Walpole wins battle of wills against St. John’s Prep in 1-0 thriller

WALPOLE — It really shouldn’t be much of a surprise anymore that when Walpole and St. John’s Prep get together on the diamond, it usually turns out to be a good one.

Friday afternoon at Bird Middle School proved to be no exception as the teams battled through seven and a half scoreless innings before the Timberwolves’ Richie Hayes delivered a walk-off single with two outs in the bottom of the eighth to give Walpole a 1-0 win.

“We’ve had so many great battles with them over the years,” Walpole coach Chris Costello said. “St. John’s is a team where you don’t look at their record. They have so many kids that are super competitive and talented.”

For much of the afternoon it felt like one run was going to be enough to win, thanks in large part to starting pitchers Andrew Burke of Walpole (8-2) and St. John’s (3-5) lefty Braeden Hurley.

Both teams had chances early against each starter. Walpole had Mike Corrigan at third with one out in the first and failed to score while the Prep’s Jack DiFilippo tripled in the second but was stranded there.

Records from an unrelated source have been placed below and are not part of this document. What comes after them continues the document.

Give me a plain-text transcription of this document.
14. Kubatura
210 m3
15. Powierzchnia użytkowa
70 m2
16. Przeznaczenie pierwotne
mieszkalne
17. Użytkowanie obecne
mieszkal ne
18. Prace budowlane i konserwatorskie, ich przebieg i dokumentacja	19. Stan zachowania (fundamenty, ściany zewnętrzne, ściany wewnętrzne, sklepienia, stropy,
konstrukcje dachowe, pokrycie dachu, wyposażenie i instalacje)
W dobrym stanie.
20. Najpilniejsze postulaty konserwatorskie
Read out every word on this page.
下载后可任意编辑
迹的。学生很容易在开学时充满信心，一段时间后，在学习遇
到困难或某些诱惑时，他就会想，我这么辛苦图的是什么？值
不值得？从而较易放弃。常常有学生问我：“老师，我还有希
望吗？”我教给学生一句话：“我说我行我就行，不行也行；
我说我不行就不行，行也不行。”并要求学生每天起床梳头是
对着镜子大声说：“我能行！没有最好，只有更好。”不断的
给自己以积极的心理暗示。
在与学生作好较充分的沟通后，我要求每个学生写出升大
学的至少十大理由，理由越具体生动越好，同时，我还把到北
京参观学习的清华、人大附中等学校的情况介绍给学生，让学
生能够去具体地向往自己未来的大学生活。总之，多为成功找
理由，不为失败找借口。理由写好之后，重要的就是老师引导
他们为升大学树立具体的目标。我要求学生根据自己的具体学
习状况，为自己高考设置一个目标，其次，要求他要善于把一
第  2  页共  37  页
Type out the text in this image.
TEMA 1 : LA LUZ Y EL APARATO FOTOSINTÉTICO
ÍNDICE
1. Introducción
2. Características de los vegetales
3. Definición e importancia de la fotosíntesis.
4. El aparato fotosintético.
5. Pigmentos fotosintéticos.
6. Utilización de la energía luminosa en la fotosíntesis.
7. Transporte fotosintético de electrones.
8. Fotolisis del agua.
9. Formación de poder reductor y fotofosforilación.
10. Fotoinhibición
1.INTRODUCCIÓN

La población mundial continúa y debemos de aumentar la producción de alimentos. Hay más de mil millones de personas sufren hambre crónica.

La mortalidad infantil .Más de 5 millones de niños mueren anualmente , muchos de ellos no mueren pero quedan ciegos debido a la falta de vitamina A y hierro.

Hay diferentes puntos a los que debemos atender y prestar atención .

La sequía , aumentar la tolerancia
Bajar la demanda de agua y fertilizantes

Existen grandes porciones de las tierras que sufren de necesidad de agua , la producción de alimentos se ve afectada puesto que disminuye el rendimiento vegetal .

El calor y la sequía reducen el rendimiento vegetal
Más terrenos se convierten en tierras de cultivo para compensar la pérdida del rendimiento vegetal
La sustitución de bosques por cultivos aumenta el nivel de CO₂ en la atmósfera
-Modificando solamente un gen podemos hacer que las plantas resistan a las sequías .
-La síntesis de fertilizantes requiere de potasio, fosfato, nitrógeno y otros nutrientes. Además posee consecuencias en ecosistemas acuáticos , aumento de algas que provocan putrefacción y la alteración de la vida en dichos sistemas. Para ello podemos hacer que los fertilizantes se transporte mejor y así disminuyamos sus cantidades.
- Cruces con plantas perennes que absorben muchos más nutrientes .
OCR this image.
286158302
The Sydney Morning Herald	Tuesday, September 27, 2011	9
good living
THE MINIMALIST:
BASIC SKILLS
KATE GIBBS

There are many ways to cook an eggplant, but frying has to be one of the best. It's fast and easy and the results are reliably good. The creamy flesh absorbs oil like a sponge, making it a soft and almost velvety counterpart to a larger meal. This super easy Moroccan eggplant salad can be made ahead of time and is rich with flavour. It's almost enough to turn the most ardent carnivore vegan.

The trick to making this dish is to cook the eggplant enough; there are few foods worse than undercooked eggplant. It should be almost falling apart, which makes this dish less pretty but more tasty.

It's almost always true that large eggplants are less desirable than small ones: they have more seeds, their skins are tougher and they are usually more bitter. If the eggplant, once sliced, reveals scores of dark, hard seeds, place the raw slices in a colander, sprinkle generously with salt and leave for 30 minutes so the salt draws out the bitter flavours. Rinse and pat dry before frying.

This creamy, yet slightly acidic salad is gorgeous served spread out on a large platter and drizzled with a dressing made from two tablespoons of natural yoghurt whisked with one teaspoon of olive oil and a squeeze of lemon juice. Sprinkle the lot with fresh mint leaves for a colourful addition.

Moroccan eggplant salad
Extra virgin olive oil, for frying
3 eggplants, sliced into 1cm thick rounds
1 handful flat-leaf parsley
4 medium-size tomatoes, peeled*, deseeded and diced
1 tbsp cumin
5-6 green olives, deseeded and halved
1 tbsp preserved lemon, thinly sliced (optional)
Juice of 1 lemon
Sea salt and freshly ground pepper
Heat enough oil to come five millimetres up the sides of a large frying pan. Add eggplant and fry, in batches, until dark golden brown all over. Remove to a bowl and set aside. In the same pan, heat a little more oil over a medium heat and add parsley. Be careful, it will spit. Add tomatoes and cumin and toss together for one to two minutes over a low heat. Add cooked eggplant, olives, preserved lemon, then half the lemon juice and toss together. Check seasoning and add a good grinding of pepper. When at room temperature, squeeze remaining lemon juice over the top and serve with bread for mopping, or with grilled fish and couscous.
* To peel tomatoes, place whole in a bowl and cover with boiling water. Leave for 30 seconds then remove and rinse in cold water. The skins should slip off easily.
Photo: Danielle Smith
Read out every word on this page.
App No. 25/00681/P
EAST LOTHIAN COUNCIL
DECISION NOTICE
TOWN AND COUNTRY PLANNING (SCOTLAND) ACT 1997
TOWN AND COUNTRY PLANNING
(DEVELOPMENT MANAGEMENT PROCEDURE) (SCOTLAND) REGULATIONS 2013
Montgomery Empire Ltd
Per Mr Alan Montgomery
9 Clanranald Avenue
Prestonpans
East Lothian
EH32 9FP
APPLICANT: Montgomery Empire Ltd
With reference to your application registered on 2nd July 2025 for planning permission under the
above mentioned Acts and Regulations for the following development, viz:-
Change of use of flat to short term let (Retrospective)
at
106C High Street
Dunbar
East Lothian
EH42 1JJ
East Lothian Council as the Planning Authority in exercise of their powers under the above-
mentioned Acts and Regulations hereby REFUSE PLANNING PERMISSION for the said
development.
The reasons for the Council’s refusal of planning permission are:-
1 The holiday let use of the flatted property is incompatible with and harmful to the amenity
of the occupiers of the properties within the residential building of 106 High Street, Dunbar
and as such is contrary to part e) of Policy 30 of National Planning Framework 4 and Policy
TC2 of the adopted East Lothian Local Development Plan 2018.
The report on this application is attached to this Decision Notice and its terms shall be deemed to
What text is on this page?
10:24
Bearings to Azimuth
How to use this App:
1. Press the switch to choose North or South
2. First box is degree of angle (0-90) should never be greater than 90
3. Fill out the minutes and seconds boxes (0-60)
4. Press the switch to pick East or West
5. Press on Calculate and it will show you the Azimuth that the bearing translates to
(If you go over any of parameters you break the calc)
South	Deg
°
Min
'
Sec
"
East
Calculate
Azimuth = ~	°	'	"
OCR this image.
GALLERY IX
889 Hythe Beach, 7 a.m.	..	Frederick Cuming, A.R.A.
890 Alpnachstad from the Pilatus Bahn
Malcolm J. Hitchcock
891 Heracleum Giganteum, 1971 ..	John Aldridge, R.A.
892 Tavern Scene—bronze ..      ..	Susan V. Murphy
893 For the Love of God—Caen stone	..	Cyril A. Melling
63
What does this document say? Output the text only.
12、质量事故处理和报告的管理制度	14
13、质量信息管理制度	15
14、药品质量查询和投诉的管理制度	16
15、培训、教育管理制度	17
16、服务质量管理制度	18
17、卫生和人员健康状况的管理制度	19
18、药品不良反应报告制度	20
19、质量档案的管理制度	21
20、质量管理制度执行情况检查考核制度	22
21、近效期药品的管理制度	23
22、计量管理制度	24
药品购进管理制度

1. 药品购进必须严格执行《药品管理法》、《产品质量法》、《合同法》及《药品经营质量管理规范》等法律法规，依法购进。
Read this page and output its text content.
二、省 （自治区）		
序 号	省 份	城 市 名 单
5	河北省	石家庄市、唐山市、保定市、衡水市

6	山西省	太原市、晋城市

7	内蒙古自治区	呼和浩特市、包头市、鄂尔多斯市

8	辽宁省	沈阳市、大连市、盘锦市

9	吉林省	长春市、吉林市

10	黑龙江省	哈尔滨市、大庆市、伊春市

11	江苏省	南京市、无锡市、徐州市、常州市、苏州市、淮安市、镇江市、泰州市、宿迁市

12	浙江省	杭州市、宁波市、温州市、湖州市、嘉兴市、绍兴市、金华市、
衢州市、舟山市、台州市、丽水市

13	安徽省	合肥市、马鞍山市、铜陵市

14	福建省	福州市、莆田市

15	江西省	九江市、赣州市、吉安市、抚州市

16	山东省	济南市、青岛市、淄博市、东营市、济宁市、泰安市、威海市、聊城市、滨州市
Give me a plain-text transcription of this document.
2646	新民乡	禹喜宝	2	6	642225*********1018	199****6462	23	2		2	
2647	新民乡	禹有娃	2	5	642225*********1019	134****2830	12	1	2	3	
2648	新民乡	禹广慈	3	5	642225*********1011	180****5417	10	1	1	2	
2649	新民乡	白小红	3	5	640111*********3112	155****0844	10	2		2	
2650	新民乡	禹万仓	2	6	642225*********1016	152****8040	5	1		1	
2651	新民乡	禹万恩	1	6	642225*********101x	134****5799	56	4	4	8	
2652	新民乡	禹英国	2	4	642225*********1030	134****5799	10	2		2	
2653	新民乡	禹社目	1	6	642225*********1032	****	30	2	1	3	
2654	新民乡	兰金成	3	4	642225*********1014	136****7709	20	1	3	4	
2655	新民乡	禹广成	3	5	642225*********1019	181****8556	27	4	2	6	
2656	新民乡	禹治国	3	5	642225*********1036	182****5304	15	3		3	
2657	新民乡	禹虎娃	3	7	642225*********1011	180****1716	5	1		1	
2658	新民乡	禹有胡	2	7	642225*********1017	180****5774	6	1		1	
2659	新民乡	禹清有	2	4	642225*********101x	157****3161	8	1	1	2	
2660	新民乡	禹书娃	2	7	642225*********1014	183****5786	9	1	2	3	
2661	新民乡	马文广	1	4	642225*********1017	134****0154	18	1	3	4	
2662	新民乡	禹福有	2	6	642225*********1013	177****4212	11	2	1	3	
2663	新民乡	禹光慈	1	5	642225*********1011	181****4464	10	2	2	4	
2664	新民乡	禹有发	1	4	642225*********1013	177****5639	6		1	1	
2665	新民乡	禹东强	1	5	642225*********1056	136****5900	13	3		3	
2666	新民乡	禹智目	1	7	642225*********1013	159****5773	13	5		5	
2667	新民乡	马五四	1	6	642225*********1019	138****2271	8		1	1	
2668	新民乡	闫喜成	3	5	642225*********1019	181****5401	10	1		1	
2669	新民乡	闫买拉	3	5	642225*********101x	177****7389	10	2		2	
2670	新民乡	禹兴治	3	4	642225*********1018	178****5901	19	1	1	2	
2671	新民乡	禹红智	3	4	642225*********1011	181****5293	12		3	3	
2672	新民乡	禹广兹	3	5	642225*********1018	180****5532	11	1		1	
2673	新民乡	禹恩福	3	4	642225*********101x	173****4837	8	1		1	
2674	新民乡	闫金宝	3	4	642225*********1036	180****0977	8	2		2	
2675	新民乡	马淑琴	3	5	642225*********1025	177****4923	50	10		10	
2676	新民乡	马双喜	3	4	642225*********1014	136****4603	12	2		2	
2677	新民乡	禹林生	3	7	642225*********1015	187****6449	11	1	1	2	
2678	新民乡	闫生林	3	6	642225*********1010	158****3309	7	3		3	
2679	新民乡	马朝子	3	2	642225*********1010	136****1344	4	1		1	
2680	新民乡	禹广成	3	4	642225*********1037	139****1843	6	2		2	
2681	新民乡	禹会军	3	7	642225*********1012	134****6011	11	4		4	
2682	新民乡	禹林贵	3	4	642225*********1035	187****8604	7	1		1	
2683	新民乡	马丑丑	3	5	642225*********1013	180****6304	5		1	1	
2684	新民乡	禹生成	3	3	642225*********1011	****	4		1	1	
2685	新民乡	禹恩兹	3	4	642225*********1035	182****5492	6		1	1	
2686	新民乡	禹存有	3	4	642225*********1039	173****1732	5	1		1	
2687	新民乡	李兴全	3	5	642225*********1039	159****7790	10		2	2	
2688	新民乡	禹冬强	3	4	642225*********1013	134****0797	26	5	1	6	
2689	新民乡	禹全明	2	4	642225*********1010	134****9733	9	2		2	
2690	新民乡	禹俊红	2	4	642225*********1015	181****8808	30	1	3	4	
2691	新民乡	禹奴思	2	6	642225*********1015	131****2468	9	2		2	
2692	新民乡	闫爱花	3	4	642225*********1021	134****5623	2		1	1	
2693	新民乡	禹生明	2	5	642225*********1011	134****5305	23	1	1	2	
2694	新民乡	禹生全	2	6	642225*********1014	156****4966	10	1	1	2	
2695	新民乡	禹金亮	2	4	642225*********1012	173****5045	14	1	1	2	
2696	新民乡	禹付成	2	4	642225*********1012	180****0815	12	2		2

After that, both pitchers settled into a groove and began trading zeroes on the scoreboard.

Walpole left a pair in the bottom of the fifth before the Eagles did the same in the top of the sixth.

In the top of the seventh, Walpole catcher Ryan Walsh stepped into the spotlight. After Nic Lembo reached second on a error to begin the inning, Walsh threw him out trying to steal third.

After Burke walked DiFilippo, he departed in favor of reliever Will Hendricks, who struck out Dylan Gaudet before Walsh ended the inning by gunning down pinch runner Vasily Scangas as he tried to steal second.

“That’s a senior leader and captain stepping up and making contributions defensively,” Costello said.

Hurley then did some fine escape work in the bottom of the inning, pitching around a leadoff error and a single by Shane Harrington to strand the winning run at third base.

Hendricks worked a perfect eighth before his teammates finally found a way to push a run across against reliever Alex Cianciarusso in the bottom of the inning.

After Cianciarusso got the first two men, Hendricks reached on the third Prep error of the game. Hayes then singled just in front of a diving Lembo in center to score the winning run.

“We got a break and Richie came through for us,” Costello said. “We went a little against convention there with lefty on lefty but we knew the moment wasn’t going to be too big for Richie.”